Descartes' Theory of Ideas
Title | Descartes' Theory of Ideas PDF eBook |
Author | David Clemenson |
Publisher | Continuum |
Pages | 188 |
Release | 2007-07-03 |
Genre | Philosophy |
ISBN |
Clemenson examines the late-scholastic influence on Descartes and the early moderns much more thoroughly than any previous writer has done: he shows that Descartes is no 'representationalist' and thus manages to avoid the well-known problems usually thought to plague his theory of knowledge.
Descartes's Theory of Mind
Title | Descartes's Theory of Mind PDF eBook |
Author | Desmond M. Clarke |
Publisher | Oxford University Press, USA |
Pages | 280 |
Release | 2005 |
Genre | History |
ISBN | 9780199284948 |
Descartes is possibly the most famous of all writers on the mind, but his theory of mind has been almost universally misunderstood, because his philosophy has not been seen in the context of his scientific work. Desmond Clarke offers a radical and convincing rereading, undoing the received perception of Descartes as the chief defender of mind/body dualism. For Clarke, the key is to interpret his philosophical efforts as an attempt to reconcile his scientific pursuits with the theologically orthodox views of his time.
Innate Ideas
Title | Innate Ideas PDF eBook |
Author | Stephen P. Stich |
Publisher | Univ of California Press |
Pages | 236 |
Release | 1975 |
Genre | Philosophy |
ISBN | 9780520029613 |
Meditations on First Philosophy
Title | Meditations on First Philosophy PDF eBook |
Author | René Descartes |
Publisher | |
Pages | 0 |
Release | 2000 |
Genre | First philosophy |
ISBN | 9780941736121 |
Idea and Ontology
Title | Idea and Ontology PDF eBook |
Author | Marc A. Hight |
Publisher | Penn State Press |
Pages | 294 |
Release | 2010-11 |
Genre | Philosophy |
ISBN | 0271047658 |
"A wide-ranging study of the 'way of ideas' and its metaphysics, culminating in a bold reinterpretation of Berkeley."

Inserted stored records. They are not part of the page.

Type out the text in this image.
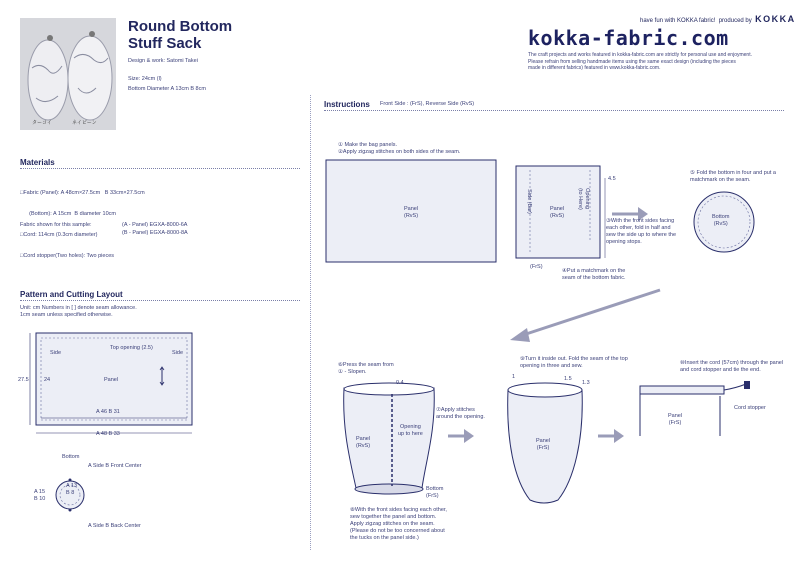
ターコイ	ネイビーン
Round Bottom
Stuff Sack
Design & work: Satomi Takei
Size: 24cm (l)
Bottom Diameter A 13cm B 8cm
have fun with KOKKA fabric! produced by KOKKA
kokka-fabric.com
The craft projects and works featured in kokka-fabric.com are strictly for personal use and enjoyment.
Please refrain from selling handmade items using the same exact design (including the pieces
made in different fabrics) featured in www.kokka-fabric.com.
Materials

□Fabric (Panel): A 48cm×27.5cm   B 33cm×27.5cm

(Bottom): A 15cm  B diameter 10cm

□Cord: 114cm (0.3cm diameter)

□Cord stopper(Two holes): Two pieces

Fabric shown for this sample:	(A - Panel) EGXA-8000-6A
(B - Panel) EGXA-8000-8A
Pattern and Cutting Layout
Unit: cm Numbers in [ ] denote seam allowance.
1cm seam unless specified otherwise.
Top opening (2.5)
Side	Side
Panel
27.5	24
A 46 B 31
A 48 B 33
Bottom
A Side B Front Center
A Side B Back Center
A 15
B 10
A 13
B 8
Instructions Front Side : (FrS), Reverse Side (RvS)
① Make the bag panels.
②Apply zigzag stitches on both sides of the seam.
Panel
(RvS)
Side (Bar)	Panel
(RvS)
Opening
(to Here)
4.5
③With the front sides facing each other, fold in half and sew the side up to where the opening stops.
(FrS)
④Put a matchmark on the seam of the bottom fabric.
⑤ Fold the bottom in four and put a matchmark on the seam.
Bottom
(RvS)
⑥Press the seam from ① - Slopen.
0.4
⑦Apply stitches around the opening.
Panel
(RvS)
Opening
up to here
Bottom
(FrS)
⑧With the front sides facing each other, sew together the panel and bottom. Apply zigzag stitches on the seam. (Please do not be too concerned about the tucks on the panel side.)
⑨Turn it inside out. Fold the seam of the top opening in three and sew.
1	1.5
1.3
Panel
(FrS)
⑩Insert the cord (57cm) through the panel and cord stopper and tie the end.
Panel
(FrS)
Cord stopper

Descartes's Concept of Mind
Title | Descartes's Concept of Mind PDF eBook |
Author | Lilli Alanen |
Publisher | Harvard University Press |
Pages | 404 |
Release | 2009-07-01 |
Genre | Philosophy |
ISBN | 9780674020108 |
Descartes's concept of the mind, as distinct from the body with which it forms a union, set the agenda for much of Western philosophy's subsequent reflection on human nature and thought. This is the first book to give an analysis of Descartes's pivotal concept that deals with all the functions of the mind, cognitive as well as volitional, theoretical as well as practical and moral. Focusing on Descartes's view of the mind as intimately united to and intermingled with the body, and exploring its implications for his philosophy of mind and moral psychology, Lilli Alanen argues that the epistemological and methodological consequences of this view have been largely misconstrued in the modern debate. Informed by both the French tradition of Descartes scholarship and recent Anglo-American research, Alanen's book combines historical-contextual analysis with a philosophical problem-oriented approach. It seeks to relate Descartes's views on mind and intentionality both to contemporary debates and to the problems Descartes confronted in their historical context. By drawing out the historical antecedents and the intellectual evolution of Descartes's thinking about the mind, the book shows how his emphasis on the embodiment of the mind has implications far more complex and interesting than the usual dualist account suggests.
Descartes's Changing Mind
Title | Descartes's Changing Mind PDF eBook |
Author | Peter Machamer |
Publisher | Princeton University Press |
Pages | 273 |
Release | 2009-07-06 |
Genre | Philosophy |
ISBN | 1400830435 |
Descartes's works are often treated as a unified, unchanging whole. But in Descartes's Changing Mind, Peter Machamer and J. E. McGuire argue that the philosopher's views, particularly in natural philosophy, actually change radically between his early and later works--and that any interpretation of Descartes must take account of these changes. The first comprehensive study of the most significant of these shifts, this book also provides a new picture of the development of Cartesian science, epistemology, and metaphysics. No changes in Descartes's thought are more significant than those that occur between the major works The World (1633) and Principles of Philosophy (1644). Often seen as two versions of the same natural philosophy, these works are in fact profoundly different, containing distinct conceptions of causality and epistemology. Machamer and McGuire trace the implications of these changes and others that follow from them, including Descartes's rejection of the method of abstraction as a means of acquiring knowledge, his insistence on the infinitude of God's power, and his claim that human knowledge is limited to that which enables us to grasp the workings of the world and develop scientific theories.